Prevention Strategies:
Careful patient selection and exclusion of contraindications
Strict aseptic technique
Appropriate site selection
Judicious use of albumin infusion for large-volume paracentesis
Close monitoring of vital signs and fluid balance
Prompt recognition and management of complications.
Key Points
Exam Focus:
The SAAG is critical for differentiating between portal hypertension (SAAG ≥ 1.1 g/dL) and other causes of ascites (SAAG < 1.1 g/dL)

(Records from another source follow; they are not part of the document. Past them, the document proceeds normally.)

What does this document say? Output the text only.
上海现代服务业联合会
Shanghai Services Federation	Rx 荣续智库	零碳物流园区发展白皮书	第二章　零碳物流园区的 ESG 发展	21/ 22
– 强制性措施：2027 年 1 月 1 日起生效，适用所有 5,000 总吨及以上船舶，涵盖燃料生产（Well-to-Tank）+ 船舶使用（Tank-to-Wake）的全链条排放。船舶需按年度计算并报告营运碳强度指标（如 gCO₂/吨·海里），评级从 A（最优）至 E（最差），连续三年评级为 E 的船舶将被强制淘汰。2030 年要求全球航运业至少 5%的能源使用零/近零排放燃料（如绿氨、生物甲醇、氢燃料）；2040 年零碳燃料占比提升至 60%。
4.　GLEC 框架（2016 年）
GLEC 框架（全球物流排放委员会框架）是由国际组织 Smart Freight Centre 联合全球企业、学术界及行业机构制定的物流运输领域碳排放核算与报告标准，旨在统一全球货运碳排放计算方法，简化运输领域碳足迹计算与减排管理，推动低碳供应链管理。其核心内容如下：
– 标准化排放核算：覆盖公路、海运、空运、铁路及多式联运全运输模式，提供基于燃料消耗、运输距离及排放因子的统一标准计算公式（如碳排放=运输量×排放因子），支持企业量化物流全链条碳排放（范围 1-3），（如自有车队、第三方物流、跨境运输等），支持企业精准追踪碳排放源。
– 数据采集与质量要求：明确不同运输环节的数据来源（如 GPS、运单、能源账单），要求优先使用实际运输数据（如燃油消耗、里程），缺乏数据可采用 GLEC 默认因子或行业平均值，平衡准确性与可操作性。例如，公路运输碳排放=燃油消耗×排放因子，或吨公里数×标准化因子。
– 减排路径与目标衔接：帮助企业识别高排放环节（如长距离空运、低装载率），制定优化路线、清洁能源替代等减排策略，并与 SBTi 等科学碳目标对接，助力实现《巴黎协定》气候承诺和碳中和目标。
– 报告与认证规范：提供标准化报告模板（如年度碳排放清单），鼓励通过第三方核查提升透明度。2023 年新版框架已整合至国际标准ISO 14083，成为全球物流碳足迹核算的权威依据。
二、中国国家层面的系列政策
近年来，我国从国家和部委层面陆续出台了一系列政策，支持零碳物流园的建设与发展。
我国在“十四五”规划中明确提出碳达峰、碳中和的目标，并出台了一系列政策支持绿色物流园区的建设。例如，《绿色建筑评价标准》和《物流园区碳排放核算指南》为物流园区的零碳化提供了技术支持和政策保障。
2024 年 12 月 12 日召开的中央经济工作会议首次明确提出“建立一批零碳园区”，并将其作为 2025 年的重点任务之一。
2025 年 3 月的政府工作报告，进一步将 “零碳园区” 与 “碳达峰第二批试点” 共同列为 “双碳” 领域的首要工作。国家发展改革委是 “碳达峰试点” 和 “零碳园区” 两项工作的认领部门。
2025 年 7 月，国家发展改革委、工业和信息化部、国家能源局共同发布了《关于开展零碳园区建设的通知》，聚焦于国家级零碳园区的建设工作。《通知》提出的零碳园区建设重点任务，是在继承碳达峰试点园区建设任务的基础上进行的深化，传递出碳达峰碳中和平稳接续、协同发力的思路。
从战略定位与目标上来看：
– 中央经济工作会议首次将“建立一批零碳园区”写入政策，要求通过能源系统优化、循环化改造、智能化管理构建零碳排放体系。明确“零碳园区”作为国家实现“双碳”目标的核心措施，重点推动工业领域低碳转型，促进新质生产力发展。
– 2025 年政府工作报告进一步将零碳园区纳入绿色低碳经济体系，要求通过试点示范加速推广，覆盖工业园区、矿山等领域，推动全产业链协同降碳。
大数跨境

SBP diagnosis and management are high-yield
Albumin infusion protocols are essential for large-volume therapeutic paracentesis.
Clinical Pearls:
Always perform diagnostic paracentesis on new-onset ascites or if infection is suspected
Consider continuous drainage with a vacuum-assisted device for faster and more efficient fluid removal in therapeutic paracentesis
Monitor the patient closely for signs of circulatory collapse post-drainage.
Common Mistakes:
Performing paracentesis in patients with uncorrected coagulopathy
Inadequate local anesthesia leading to patient discomfort and movement
Failure to administer albumin with large-volume paracentesis, leading to hypovolemia
Misinterpreting ascitic fluid analysis or failing to send appropriate samples.